I gave her a flat look to cover the flutter in my stomach. “Like it in your head, or I’m heading right back out.”
She only smiled wider before heading behind the bar. Her peplum dress in a rose quartz pink would have looked ridiculous on me. On her, it just played up the soft-looking waves of her long emerald hair and the grace of her movements. “Drink?”
“No, thanks. I’m driving.”
“I don’t believe that stopped you the first time you were here.”

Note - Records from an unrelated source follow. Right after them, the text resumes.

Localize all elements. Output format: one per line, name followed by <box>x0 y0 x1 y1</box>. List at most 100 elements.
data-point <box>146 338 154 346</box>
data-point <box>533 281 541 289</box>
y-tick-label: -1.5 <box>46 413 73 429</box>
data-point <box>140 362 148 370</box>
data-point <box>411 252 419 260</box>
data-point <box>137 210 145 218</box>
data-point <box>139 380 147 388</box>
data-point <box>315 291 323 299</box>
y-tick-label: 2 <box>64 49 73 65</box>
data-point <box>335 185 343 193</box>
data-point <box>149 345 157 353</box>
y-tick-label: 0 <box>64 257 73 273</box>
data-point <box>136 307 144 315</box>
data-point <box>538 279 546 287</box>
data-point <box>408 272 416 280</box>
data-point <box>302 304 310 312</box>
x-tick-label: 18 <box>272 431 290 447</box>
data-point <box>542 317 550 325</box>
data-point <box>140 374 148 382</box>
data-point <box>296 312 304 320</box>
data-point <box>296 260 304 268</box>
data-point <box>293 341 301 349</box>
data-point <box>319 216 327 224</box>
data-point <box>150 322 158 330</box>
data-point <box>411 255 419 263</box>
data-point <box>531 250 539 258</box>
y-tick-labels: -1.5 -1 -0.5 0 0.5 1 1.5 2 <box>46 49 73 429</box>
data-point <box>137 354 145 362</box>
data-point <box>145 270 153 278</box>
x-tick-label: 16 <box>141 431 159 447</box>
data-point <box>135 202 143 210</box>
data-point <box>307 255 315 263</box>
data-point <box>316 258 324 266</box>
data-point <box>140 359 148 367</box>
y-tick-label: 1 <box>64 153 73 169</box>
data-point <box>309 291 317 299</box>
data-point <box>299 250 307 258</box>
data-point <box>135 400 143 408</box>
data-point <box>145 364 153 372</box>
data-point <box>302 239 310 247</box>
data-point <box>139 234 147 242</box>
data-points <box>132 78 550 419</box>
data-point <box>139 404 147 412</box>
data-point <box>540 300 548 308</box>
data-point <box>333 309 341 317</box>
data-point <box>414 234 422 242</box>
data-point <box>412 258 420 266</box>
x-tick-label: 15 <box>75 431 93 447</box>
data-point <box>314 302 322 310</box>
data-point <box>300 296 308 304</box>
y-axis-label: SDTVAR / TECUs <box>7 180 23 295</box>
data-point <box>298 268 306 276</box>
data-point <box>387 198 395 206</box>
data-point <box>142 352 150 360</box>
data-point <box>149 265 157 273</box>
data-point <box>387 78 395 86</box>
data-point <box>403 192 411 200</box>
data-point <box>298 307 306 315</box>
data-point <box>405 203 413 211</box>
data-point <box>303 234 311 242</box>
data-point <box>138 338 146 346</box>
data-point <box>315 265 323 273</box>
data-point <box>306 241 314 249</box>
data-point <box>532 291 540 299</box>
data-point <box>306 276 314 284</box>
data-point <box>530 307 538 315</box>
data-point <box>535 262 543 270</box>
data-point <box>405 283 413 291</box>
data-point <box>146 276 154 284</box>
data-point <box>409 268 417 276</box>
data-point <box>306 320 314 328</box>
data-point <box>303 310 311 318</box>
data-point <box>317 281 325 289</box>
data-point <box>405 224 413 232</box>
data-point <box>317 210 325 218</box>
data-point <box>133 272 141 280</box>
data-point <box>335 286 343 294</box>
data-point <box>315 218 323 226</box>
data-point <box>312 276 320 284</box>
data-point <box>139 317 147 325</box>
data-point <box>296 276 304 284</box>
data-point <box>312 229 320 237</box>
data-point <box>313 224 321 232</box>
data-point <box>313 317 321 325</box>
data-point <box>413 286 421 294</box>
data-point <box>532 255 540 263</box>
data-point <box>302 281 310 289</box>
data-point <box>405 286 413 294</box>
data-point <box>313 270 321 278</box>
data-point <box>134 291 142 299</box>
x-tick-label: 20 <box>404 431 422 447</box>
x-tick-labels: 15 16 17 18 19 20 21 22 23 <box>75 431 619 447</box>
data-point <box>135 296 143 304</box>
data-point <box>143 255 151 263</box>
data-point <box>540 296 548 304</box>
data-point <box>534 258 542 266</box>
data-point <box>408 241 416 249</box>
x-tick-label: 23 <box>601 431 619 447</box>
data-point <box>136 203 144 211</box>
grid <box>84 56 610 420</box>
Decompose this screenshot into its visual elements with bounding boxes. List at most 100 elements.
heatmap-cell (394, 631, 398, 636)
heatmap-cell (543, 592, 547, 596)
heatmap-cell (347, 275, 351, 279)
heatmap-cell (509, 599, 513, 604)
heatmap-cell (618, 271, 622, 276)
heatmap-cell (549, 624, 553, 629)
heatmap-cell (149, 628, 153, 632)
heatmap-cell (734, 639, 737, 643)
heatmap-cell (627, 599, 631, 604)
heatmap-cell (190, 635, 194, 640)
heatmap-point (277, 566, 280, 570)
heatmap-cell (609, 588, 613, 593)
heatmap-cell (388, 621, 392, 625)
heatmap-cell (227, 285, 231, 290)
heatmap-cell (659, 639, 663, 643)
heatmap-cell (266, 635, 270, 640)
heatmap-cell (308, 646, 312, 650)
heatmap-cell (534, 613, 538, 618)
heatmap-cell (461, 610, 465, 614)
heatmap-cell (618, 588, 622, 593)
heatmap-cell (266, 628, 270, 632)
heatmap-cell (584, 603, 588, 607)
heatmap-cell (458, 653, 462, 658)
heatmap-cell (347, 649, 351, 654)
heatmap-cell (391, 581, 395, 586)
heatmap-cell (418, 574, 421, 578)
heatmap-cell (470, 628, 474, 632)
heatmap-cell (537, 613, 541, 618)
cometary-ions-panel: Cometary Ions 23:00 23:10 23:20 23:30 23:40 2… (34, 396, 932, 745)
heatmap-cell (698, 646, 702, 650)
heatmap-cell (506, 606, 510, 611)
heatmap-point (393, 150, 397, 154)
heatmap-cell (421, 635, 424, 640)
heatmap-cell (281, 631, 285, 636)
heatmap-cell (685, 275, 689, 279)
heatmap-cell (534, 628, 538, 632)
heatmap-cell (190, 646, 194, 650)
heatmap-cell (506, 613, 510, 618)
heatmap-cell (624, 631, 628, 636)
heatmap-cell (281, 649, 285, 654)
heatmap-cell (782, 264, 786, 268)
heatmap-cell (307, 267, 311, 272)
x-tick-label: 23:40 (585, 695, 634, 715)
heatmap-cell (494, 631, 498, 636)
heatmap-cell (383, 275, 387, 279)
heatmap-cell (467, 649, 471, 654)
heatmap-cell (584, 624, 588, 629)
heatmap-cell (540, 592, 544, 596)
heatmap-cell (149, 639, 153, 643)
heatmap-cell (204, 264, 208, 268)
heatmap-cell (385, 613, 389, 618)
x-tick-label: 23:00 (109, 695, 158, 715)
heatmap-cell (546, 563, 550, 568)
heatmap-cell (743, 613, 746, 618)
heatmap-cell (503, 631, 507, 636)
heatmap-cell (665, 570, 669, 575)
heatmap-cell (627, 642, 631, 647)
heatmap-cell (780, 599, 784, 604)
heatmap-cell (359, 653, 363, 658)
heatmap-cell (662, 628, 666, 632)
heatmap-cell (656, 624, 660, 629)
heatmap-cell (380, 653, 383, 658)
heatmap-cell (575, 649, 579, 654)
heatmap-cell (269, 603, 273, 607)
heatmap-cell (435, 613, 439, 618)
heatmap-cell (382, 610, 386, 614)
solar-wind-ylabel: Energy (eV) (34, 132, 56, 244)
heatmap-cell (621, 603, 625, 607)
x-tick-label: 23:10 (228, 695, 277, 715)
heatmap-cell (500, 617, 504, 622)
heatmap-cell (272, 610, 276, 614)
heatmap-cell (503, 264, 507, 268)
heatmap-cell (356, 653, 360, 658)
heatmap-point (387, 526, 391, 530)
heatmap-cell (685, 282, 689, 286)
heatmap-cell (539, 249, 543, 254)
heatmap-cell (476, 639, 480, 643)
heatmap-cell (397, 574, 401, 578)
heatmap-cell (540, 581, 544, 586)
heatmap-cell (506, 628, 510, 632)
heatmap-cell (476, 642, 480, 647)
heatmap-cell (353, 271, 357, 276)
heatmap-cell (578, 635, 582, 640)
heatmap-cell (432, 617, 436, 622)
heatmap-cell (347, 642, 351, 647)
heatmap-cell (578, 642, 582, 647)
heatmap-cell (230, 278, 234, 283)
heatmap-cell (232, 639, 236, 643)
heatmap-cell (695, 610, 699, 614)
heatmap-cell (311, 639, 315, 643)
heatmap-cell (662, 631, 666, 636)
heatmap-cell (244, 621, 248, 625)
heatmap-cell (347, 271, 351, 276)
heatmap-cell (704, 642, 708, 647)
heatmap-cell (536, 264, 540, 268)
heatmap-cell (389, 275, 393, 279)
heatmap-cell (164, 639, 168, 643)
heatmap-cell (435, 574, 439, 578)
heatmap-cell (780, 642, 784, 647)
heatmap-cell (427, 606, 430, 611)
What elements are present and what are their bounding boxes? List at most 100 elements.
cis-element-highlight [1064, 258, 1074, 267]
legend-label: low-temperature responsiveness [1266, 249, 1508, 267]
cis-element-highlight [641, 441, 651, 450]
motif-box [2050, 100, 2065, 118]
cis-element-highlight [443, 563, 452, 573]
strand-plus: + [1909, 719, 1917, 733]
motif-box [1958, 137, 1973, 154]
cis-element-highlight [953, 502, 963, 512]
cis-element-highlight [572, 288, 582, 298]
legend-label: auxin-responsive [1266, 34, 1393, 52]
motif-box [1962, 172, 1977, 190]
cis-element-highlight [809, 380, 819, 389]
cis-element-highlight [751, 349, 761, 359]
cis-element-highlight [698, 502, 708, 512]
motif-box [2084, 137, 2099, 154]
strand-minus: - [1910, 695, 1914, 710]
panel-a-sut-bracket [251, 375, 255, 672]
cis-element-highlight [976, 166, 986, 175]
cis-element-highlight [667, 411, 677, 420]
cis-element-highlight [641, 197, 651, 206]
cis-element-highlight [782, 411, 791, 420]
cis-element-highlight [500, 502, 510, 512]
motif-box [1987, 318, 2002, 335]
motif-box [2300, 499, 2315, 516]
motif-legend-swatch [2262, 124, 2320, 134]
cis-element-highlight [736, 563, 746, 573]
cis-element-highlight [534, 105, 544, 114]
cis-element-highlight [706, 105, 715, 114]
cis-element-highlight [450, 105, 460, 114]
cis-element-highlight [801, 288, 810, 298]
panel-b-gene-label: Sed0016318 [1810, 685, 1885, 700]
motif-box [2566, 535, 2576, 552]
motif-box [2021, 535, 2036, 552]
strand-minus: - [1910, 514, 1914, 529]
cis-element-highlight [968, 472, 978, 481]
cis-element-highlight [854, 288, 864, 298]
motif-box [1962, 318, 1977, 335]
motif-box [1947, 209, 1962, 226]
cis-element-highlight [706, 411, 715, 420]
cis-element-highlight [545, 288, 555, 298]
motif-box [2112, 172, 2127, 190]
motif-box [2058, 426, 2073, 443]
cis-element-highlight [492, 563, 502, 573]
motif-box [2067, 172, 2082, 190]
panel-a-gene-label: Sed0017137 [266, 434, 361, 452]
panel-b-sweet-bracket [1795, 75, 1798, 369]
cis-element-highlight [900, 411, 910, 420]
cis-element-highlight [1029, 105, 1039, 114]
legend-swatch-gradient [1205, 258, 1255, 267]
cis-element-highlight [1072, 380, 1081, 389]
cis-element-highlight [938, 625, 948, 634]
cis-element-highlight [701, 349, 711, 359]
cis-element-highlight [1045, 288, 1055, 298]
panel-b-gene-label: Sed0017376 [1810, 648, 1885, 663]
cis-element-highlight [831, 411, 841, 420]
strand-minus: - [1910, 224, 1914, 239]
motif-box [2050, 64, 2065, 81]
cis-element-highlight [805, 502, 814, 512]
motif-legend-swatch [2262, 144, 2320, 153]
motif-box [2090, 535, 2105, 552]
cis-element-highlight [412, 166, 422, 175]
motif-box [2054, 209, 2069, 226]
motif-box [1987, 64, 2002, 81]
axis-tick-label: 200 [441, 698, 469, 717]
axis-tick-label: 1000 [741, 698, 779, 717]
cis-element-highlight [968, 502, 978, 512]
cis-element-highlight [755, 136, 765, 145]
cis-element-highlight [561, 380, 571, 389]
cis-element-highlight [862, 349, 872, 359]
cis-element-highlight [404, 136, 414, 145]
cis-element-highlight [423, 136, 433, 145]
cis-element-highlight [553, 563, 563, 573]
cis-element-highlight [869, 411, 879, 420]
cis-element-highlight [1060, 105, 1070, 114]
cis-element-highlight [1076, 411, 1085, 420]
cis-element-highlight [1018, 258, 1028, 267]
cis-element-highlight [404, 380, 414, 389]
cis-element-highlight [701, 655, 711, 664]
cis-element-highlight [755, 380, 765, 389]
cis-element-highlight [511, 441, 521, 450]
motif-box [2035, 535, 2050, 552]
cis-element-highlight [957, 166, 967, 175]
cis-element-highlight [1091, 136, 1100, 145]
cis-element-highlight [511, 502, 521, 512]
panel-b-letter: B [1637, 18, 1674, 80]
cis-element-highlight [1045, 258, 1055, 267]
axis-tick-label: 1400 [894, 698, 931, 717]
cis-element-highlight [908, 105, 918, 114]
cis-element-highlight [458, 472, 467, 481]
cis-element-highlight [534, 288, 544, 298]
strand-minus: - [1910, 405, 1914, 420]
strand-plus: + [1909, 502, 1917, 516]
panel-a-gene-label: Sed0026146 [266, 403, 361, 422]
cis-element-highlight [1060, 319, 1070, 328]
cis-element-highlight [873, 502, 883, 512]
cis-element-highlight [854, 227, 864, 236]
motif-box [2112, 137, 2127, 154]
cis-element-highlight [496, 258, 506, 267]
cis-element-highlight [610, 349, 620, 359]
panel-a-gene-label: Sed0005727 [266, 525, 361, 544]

She was right; it hadn’t. But I’d been trying to fit in then and not concerned with how my growing elemental powers might also be triggering a growth in the Chaotic results of my drinking alcohol. Being fully half elf and half djinni, the two sides of Aether were perfectly balanced in me—and so was the potential for Chaos magic, including an embarrassing propensity to rouse the passions of those already attracted to me when I was drunk. Val called it being a maenad. I called it fucking annoying.
“Not today, thanks, Maria.”
“Work, work, work, always working.”
“Somebody has to.” I allowed a small, teasing smile to curl my lips. I liked Maria, even when I wanted to be annoyed by her or keep my distance. Raleigh’s number two vampire might be hunting me, but she hadn’t crossed any lines.
She cracked open a can of lemon sparkling water and slid it over to me. “So. Otherside is safe from mundane attention once more, thanks to our dashing leader.”